Die Idee des Europäischen Kriminalamtes (EKA) ist richtig und denkt unsere Ziele des europäischen Einigungsprozesses konsequent weiter.
Problematisch an dieser Stelle sind allerdings staatsrechtliche Hindernisse und das komplizierte Vertragswerk der Europäischen Union: Die Souveränität und hoheitliche Eingriffsbefugnisse verbleiben bei den Mitgliedsstaaten. Europol hat bislang keinerlei aktive Eingriffsbefugnisse. Europol wirkt vielmehr unterstützend und vernetzend mit, beschäftigt Analysten und Profiler, pflegt das Europäische Informationssystem (EIS) und wirkt im Informationsaustausch zwischen den nationalen Polizeibehörden durch Bereitstellung von Quervergleichen und Trefferfällen mit.
Ein "Europäisches Kriminalamt (EKA)" mit eigenen Eingriffsbefugnissen würde umfangreiche Änderungen im europäischen Vertragswerk erfordern. So sind ni cht nur Änderungen in den Europol-Vereinbarungen erforderlich, sondern auch weitgehende Änderungen an den Grundstrukturen der EU (Vertrag von Lissabon etc.), nämlich dass Exekutivbefugnisse in dieser Form den Mitgliedsstaaten vorbehalten sind.
Zudem bedürfte ein solches EKA umfangreicher Gesetzgebungsverfahren in allen EU-Mitgliedsstaaten in den Polizei- und Ordnungsbehördengesetzen, um den EKA-Ermittlern nationale Befugnisse einzuräumen.
Es steht zu befürchten, dass diese Änderungen außerordentlich langwierig werden und aufgrund nach derzeitiger Stimmungslage an vielen Mitgliedsstaaten scheitern würden, die sich gegen eine weitere Abgabe von Souveränitätsrechten an die EU aussprechen.
Die Idee des EKA ist daher ein gutes, ideeles Ziel, derzeit aber nur bedingt realistisch.
Eine Alternative bietet die Installation von "Joint Investigation Teams (JIT)". Diese werden in strafrechtlichen Ermittlungsverfahren bereits heute auf bilateraler Ebene gebildet, wenn ein Ermittlungsverfahren zwei oder mehr Länder betrifft. Um keine Parallelermittlungen zu verursachen, können sich die Ermittlerteams der Polizeien aus beiden Ländern zu einem JIT zusammenschließen und gemeinsam agieren. Sie unterstehen jeweils den nationalen, zuständigen Staatsanwaltschaften.
Die Einrichtung von JITs ist allerdings langwierig und aufwändig.
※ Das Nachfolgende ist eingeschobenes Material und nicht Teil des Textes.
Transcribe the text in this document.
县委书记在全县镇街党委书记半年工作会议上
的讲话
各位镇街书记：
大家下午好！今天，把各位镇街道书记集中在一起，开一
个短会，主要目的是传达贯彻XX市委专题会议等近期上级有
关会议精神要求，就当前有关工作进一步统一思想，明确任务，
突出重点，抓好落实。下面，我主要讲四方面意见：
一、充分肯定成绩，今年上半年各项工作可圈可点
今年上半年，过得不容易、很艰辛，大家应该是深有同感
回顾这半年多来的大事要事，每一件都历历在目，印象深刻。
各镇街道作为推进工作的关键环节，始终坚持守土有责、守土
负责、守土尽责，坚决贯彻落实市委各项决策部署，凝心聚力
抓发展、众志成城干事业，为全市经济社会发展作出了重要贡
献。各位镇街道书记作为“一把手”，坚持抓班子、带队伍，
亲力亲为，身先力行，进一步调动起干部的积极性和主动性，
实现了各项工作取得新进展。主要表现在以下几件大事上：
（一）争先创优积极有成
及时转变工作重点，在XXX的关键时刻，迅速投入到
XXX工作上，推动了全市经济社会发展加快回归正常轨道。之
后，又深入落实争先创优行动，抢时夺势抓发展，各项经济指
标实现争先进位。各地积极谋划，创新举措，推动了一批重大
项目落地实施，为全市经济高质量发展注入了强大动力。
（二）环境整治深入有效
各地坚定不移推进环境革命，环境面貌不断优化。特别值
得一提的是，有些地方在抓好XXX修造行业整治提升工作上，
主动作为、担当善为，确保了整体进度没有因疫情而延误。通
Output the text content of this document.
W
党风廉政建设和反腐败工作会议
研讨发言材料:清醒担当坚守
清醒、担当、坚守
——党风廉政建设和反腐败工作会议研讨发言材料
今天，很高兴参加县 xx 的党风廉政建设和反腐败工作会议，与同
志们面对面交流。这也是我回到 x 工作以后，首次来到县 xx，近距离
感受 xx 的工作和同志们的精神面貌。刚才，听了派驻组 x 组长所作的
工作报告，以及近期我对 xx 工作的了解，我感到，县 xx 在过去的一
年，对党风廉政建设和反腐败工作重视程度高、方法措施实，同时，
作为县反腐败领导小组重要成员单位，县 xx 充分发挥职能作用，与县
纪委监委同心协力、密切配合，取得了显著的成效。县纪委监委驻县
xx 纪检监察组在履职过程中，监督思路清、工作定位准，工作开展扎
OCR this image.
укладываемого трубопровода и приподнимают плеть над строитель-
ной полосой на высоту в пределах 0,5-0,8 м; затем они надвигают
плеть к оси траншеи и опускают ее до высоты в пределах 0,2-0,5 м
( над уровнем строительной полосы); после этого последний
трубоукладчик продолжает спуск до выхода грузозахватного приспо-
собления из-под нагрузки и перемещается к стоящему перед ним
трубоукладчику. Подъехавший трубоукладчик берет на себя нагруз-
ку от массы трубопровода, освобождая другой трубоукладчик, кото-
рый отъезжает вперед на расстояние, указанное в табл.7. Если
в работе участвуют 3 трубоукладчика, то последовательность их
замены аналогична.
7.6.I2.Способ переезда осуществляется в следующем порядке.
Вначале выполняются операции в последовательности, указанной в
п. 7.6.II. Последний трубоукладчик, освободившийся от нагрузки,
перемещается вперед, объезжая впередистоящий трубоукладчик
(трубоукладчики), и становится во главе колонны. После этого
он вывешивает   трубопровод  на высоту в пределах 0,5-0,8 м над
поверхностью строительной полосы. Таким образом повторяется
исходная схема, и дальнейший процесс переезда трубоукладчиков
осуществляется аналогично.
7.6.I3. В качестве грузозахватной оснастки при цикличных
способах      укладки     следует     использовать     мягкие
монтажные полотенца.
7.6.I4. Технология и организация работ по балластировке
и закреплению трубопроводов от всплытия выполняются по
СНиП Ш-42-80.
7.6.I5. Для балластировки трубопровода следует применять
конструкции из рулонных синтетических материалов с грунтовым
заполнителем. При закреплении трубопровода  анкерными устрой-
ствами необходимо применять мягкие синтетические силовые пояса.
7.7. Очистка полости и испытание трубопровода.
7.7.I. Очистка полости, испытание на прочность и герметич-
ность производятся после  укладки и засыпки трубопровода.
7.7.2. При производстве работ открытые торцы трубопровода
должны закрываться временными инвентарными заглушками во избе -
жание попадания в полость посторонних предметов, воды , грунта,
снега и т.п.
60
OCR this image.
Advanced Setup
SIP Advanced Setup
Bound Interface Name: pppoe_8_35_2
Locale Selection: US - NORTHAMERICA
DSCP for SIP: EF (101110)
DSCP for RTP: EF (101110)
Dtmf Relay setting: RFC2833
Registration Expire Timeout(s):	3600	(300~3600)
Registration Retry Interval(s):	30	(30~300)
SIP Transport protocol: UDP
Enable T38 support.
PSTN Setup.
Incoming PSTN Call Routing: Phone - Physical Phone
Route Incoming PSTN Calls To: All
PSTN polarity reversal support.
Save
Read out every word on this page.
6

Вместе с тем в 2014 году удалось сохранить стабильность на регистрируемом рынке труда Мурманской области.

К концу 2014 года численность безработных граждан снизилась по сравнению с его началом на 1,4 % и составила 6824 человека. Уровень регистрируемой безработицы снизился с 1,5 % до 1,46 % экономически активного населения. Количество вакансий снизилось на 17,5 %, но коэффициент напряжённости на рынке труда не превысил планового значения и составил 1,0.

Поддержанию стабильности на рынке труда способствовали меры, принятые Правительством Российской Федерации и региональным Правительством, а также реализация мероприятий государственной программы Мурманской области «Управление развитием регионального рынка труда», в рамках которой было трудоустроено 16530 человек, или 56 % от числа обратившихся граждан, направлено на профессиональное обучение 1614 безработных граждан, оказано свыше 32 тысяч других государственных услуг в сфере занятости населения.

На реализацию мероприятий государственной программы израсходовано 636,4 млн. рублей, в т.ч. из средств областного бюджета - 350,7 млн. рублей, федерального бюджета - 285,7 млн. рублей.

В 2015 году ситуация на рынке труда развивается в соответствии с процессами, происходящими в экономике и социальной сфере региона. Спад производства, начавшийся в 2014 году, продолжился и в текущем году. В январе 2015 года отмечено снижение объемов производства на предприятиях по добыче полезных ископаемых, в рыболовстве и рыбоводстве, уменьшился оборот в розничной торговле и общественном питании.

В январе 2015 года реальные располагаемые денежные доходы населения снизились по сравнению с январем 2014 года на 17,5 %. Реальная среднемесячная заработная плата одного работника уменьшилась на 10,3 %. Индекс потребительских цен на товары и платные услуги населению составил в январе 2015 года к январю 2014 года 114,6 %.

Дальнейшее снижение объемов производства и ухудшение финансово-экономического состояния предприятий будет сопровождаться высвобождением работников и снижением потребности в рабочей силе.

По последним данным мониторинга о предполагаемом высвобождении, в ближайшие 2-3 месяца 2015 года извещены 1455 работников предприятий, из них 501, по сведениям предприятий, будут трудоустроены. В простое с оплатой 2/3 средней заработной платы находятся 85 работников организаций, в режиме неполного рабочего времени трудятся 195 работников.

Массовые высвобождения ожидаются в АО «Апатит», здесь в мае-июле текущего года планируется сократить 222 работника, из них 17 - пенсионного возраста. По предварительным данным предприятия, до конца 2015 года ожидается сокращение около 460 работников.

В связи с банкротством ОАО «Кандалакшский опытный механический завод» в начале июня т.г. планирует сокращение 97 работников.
Sie wird nur in seltenen Fällen der schweren Kriminalität praktiziert.
Eine Alternative wäre es, bei der europäischen Polizeibehörde Europol feste gemeinsame Ermittlungsgruppen (Joint Investigation Teams) zu installieren, die mit nationalen Polizeibeamten bestückt werden. Diese Beamten werden zu Europol entsandt und behalten innerhalb der JITs jeweils ihre nationalen Eingriffsbefugnisse. Hierdurch könnten grenzüberschreitende Ermittlungen deutlich vereinfacht werden. Da es sich bei einer solchen Regelung um deutlich geringere Eingriffe in staatliche Souveränitätsrechte handelt, wären solche Ermittlungsgruppen leichter einzurichten als die Schaffung einer EKA-Behörde mit eigenen Ermächtigungsgrundlagen.
Die fest installierten Europol-JITs bieten einen weiteren Vorteil: Das Argument von Kritikern, die EU würde den Mitgliedsstaaten Regelungen aufzwingen und Souveränitätsrechte beschneiden, wird entkräftet. Da die JITs aus nationalem Personal gebildet werden, handelt es sich vielmehr um "gelebte europäische Zusammenarbeit".